On the catamaran on the way back, the kayakers said they had a great time, the jet boaters said they did have fun but were disappointed with the noise.
If you've seen it on TV, it's about the same. The children really enjoyed it. I liked the displays of skill, and they really are skilled, but I found the narration silly and drawn out. I'm still glad I finally saw it.
This cruise was 4 1/2 to 5 hours long, and we didn't really see much wildlife. But it was well narrated by someone who grew up in Alaska. We saw another bear spec, and some sunning seals. We cruised by some absolutely fantastic waterfalls and other scenic areas. We had a light snack of clam chowder or veggie chili on the way back in. I much preferred the float plane trip, but this is a great way to see just a small part of how big and wild the area is and hear more about living in Ketchikan.
Well, it's not an excursion, just a destination. I'm going to get flamed alive for this, but I didn't understand all of the hype. We were only able to view three glaciers, Lamplugh, Marjorie and the Grand Pacific, which is so dirty from moraine it doesn't even look like a glacier. John Hopkins inlet and thus John Hopkins glacier was closed off due to seal mating season. Or was it sea lion. I forget. Anyways, we were able to stop in front of Marjorie for a long while and observe some calving. The Grand Pacific would be impressive if it even looked anything like a glacier. The bay itself is very beautiful, with high snow-covered peaks. But I liked College Fjord (with its 16 glaciers) and Hubbard Glacier just as well. They're all somewhat different experiences, but all good.

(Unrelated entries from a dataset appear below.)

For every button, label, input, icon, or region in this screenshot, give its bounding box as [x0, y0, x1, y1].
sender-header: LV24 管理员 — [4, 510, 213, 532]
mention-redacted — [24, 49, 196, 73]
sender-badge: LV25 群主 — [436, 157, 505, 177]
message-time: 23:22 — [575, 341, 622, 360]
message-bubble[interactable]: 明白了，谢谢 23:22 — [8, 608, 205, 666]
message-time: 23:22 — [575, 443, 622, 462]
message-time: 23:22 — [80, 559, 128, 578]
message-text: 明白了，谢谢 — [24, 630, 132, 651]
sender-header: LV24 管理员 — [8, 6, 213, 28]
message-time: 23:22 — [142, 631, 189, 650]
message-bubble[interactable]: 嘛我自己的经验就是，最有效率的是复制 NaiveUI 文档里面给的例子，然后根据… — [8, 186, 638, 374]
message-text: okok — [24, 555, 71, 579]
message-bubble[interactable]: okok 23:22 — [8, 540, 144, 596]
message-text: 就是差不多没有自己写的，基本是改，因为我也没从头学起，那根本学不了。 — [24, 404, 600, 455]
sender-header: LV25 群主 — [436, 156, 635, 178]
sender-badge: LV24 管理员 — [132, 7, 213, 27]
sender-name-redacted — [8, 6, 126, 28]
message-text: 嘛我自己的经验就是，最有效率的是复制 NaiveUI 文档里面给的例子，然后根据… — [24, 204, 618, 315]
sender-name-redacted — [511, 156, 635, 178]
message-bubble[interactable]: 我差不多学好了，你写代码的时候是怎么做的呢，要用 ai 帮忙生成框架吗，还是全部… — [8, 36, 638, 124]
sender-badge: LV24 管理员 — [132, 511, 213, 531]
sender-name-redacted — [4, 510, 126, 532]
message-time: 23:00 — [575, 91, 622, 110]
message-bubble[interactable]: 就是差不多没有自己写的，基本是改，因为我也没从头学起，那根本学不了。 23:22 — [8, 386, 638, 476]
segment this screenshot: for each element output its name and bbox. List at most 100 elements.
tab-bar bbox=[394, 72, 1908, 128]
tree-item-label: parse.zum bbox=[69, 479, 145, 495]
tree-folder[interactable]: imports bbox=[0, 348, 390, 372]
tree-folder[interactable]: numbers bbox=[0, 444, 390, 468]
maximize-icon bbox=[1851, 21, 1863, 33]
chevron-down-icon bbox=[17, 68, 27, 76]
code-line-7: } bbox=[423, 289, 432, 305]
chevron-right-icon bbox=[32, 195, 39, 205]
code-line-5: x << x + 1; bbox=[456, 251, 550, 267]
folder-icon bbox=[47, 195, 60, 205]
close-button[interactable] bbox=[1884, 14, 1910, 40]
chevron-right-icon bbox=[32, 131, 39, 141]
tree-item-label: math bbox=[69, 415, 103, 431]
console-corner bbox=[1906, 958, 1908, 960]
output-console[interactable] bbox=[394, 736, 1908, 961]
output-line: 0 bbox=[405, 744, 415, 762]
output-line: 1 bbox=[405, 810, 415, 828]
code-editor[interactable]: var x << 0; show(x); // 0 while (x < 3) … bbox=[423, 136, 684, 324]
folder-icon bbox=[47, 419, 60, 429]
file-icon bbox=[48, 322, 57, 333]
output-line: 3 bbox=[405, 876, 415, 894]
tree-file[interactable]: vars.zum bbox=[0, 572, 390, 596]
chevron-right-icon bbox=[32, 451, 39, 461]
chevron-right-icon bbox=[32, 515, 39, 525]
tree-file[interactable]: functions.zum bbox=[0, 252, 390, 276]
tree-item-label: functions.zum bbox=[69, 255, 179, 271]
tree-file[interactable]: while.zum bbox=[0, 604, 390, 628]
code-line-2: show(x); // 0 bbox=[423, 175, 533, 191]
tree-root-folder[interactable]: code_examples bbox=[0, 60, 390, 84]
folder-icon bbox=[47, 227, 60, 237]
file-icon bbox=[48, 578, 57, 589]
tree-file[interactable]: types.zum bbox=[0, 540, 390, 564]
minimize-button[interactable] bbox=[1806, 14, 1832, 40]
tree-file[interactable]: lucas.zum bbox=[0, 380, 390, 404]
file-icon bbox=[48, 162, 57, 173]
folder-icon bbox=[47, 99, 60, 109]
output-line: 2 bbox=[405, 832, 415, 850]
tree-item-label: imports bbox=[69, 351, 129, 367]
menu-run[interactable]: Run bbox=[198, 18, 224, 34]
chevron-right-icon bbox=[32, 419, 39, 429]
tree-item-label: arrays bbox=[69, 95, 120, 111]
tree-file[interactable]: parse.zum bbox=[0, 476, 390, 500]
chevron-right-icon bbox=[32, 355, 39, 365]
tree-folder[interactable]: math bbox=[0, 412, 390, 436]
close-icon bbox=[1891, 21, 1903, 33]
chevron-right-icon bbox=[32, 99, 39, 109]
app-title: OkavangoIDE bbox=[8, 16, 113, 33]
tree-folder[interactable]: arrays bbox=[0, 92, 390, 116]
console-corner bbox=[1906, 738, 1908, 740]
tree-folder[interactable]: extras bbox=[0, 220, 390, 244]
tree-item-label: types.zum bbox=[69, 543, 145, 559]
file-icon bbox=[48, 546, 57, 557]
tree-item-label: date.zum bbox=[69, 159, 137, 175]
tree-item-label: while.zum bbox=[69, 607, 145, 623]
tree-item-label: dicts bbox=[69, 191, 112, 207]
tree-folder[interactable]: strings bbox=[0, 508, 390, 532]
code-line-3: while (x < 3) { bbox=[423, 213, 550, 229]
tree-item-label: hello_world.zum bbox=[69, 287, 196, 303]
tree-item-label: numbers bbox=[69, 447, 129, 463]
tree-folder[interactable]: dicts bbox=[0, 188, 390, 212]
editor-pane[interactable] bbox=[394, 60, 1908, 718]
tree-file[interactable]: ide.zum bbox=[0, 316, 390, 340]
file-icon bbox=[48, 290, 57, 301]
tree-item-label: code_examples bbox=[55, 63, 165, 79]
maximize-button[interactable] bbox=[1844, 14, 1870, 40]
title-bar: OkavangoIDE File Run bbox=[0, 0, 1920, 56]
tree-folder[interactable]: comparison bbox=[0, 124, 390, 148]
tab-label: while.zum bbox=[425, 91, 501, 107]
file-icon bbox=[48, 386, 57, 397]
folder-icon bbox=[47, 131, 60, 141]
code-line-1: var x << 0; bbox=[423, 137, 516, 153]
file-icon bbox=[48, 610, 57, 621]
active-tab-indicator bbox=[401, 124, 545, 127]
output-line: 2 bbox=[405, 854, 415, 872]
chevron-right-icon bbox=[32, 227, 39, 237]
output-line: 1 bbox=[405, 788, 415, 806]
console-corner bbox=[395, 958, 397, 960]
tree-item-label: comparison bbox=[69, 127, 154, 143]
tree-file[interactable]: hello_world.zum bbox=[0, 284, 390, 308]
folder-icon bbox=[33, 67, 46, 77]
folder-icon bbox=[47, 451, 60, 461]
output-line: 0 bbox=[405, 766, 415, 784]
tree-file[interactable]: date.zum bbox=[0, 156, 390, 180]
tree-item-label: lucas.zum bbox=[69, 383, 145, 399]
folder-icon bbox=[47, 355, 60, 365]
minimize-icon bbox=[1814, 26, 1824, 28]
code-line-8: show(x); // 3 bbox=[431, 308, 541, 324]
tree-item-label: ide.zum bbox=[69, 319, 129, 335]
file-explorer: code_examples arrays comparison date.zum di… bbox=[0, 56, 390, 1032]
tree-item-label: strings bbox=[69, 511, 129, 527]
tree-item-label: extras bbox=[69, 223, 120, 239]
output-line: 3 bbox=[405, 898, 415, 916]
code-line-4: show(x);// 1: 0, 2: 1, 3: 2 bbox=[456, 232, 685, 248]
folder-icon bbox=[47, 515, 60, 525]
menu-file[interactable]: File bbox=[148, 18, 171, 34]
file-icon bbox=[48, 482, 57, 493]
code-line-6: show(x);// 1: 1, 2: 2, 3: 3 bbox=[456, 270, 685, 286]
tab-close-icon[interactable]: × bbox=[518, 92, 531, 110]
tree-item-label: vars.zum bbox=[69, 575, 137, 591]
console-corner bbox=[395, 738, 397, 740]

I noticed that kids liked doing anything with anticipation, participation, spotting. The only time I heard kids were whale watching, where they squeeled with delight when a whale surfaced after waiting for it, and watching the Marjorie glacier calve, after they'd been waiting for it. Notice a trend? They also liked the lumberjack show a lot.
The Captain's Cocktail Party and Past Guest Party both had a lot of servers. I don't remember being that well served on previous cruises. Maybe they were trying to get us drunk enough to forget embarkation. They actually had two past guest parties, due to the 300 B2B'ers and large number of past guests.
Ships are not allowed to make announcements in ports. We always have very few announcements (except the Naturalist on open water) when in Alaska.
Getting off in ports was very easy, and even when there was a long line to get back on, it went fairly quickly, but in one port they had everyone trying to get back on at the same time it seemed--dinner time.
Please try to attend the naturalist talks with Michelle. They really give an insight and understanding of the area. You'll have a much better cruise experience with that knowledge.
It still amazes me how friendly people are on a cruise. When we got back to the airport, I noticed everyone clammed up and went back to reality. On the cruise, everyone says hi in the halls, talks in the elevator, and I really enjoyed all of the company of strangers throughout.
The ship's videograher was on two of my excursions, and on the first one took all profiles of me. I have a bad profile. Hrmph.
It was over WAY too fast. I don't remember either of the others flying by so fast. I think it's because I was doing so much! Many shore excursions, many parties, much fun. On my previous two, I think that waiting for everyone else to either get ready or decide what to do took up a lot of my time.